Not all Sears changes are for the betterArthur C...

CONSUMER MARKETPLACE

April 10, 1993|By Michael Dresser | Michael Dresser,Staff Writer

Not all Sears changes are for the better

Arthur C. Martinez, brought in last year to turn around Sears Merchandise Group, has been doing an exceptional job.

Under his leadership, the chain's stores are showing signs of innovation after a long period of decline. And analysts applauded in January as he made the long-overdue decision to put Sears' money-losing catalog out of its misery as of the end of 1993.

But before Mr. Martinez starts practicing his acceptance speech for the CEO-of-the-year award, he ought to listen to Kathleen Corasaniti of Baltimore.

Mrs. Corasaniti, 69, is a longtime catalog customer who has been buying a special kind of girdle from Sears for years. She needs it because of a health problem affecting her legs. It's not available in stores, but she'd like to get some before the catalog goes out of business, and maybe find out which company makes them for Sears.

The trouble is, the Sears catalog's phone bank apparently isn't staffed as well as it used to be.

"All you get is busy," said Mrs. Corasaniti. Sometimes she got a recording telling her to call the number she had called to get the recording.

When she couldn't get through on the 800 number, Mrs. Corasaniti tried calling Sears' Hunt Valley and White Marsh stores for help. After she was told there was no way the stores could help, the people at the complaint desk wouldn't take her complaint.

She couldn't help but compare the treatment she got from Sears with the assistance from salespeople at Nordstrom in Towson Town Center. The store didn't have special support hose she needed, but her salesperson found the product at a store in Alaska and had it sent to her.

The problem for Sears: Folks like Mrs. Corasaniti don't make a distinction between its catalog operation and its stores.

"Sears is Sears," she said. "Do you think I would go to Sears today and buy anything when what I'm remembering -- what's seared into my brain -- is they're not listening to me?"

Mary Jean Houde, a Sears spokeswoman, said the problems were a result of the catalog's "Sale of the Century" final clearance, which began last month. Calls were running at a level of 1 million a day, twice the volume of the busiest Christmas season day.

Beginning this weekend, the company is adding 4,000 operators to its catalog phone lines.

Aspiring entrepreneurs to get franchise pitches

More than 400 franchisers from around the world will make a pitch to aspiring entrepreneurs April 23-25 when the International Franchise Association holds its annual exhibition at the Washington Convention Center.

The exhibition, which drew about 25,000 people last year, is one of the best opportunities for people interested in launching a small business to explore franchise concepts. Even if you're not actively shopping for a franchise, the exhibition is a fascinating display of innovative business concepts and technologies.

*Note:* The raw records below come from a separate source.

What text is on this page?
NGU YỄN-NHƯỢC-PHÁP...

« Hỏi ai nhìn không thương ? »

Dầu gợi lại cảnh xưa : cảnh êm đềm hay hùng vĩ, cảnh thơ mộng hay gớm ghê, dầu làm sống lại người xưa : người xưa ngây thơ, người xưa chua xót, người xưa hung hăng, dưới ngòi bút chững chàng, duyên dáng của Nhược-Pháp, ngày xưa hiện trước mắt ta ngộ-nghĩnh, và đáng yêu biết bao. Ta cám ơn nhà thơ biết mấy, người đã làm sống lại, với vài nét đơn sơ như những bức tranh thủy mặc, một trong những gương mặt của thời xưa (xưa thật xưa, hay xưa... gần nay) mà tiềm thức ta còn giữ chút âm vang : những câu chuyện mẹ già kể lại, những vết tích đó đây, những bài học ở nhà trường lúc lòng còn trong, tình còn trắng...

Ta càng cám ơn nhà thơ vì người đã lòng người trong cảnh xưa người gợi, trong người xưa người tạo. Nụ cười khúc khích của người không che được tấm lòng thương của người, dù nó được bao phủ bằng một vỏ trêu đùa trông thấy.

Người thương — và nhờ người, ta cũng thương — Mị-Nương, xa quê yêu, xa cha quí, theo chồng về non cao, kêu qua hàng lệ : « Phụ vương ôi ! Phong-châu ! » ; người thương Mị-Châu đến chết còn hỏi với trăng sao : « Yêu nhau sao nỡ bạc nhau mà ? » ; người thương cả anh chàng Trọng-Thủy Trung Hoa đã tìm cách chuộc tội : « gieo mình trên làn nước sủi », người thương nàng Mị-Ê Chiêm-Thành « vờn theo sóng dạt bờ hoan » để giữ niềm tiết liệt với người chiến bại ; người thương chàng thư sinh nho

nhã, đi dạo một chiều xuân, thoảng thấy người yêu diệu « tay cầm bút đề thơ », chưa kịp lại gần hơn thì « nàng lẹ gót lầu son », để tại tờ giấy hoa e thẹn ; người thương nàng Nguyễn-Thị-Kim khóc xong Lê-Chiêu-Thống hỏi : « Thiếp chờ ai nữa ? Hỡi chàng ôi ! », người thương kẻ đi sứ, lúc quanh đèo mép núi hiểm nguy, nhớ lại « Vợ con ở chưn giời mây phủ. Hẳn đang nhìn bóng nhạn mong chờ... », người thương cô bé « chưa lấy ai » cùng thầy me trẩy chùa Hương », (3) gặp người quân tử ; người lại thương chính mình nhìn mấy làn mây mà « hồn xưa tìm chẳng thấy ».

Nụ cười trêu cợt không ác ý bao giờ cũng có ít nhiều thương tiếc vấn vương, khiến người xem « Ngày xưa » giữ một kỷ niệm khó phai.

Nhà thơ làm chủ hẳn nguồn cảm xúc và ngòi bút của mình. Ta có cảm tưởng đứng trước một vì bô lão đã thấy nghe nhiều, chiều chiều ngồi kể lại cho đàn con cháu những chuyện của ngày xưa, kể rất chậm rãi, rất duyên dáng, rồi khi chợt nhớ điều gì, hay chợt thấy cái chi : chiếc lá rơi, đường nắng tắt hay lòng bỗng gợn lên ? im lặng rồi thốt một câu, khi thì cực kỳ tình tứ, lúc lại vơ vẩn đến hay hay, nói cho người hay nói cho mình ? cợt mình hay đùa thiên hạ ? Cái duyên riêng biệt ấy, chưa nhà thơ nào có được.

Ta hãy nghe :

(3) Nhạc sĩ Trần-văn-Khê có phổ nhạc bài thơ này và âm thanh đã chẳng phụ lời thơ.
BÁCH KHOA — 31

One caveat: Visitors to the exhibition will be exposed to a wave of high-intensity evangelism on the fabulous opportunities and minimal risks of franchising. Many claims will be true -- up to a point. Be especially wary of the IFA's claim that 94 percent of franchise owners are successful.

Experts advise that before signing any agreement, would-be business owners should examine the franchise company and consult a lawyer or accountant (or both) before signing any deal. Many a nest egg has been broken through franchise agreements that didn't work out.

Sally Noble, a public relations spokeswoman for the expo, stressed that no final deals can be concluded at the show. By law, potential franchisees have 10 days to rescind any signed deal.

"IFA is really stressing that this is an informational forum, not a grab-your-money forum," Ms. Noble said. The three-day exhibition will include 52 free seminars, she added.

Hours for the show are 10 a.m. through 5 p.m. Admission for one day is $15 and three days is $25. For more information, call (800) 433-4636.

Nasella steps down as Staples president

One of the nation's fastest growing retailers, Massachusetts-based Staples Inc., is making some changes in the executive suite.

Henry J. Nasella resigned as president and chief operating officer Thursday, after leading the office superstore pioneer's expansion from 11 stores to 180 over five years.

Louis R. Pepi was named president of Staples' U.S. retail store division, and Joseph S. Vassalluzzo executive vice president of growth and support services.

Mr. Nasella will remain with Staples through June 30 to ease the transition. Afterward, he will remain on the board of directors.

Mr. Nasella said he wants to spend time with his family and pursue other opportunities in business, education and public service.

Steed Associates wins 3 Telly awards

Noble Steed Associates Inc., a Lutherville-based advertising agency, rode off with three 1993 Telly awards for its television commercials.

The agency won a Silver Category statuette and a Bronze Finalist statuette for two public service spots it created for the Maryland Department of Human Resources as part of the state's "Beat Your Habit, Not Your Kid" campaign, showing the effects of drug and alcohol addiction on children. Noble Steed picked up another Silver award for a spot produced for the Prudential Health Care Plan.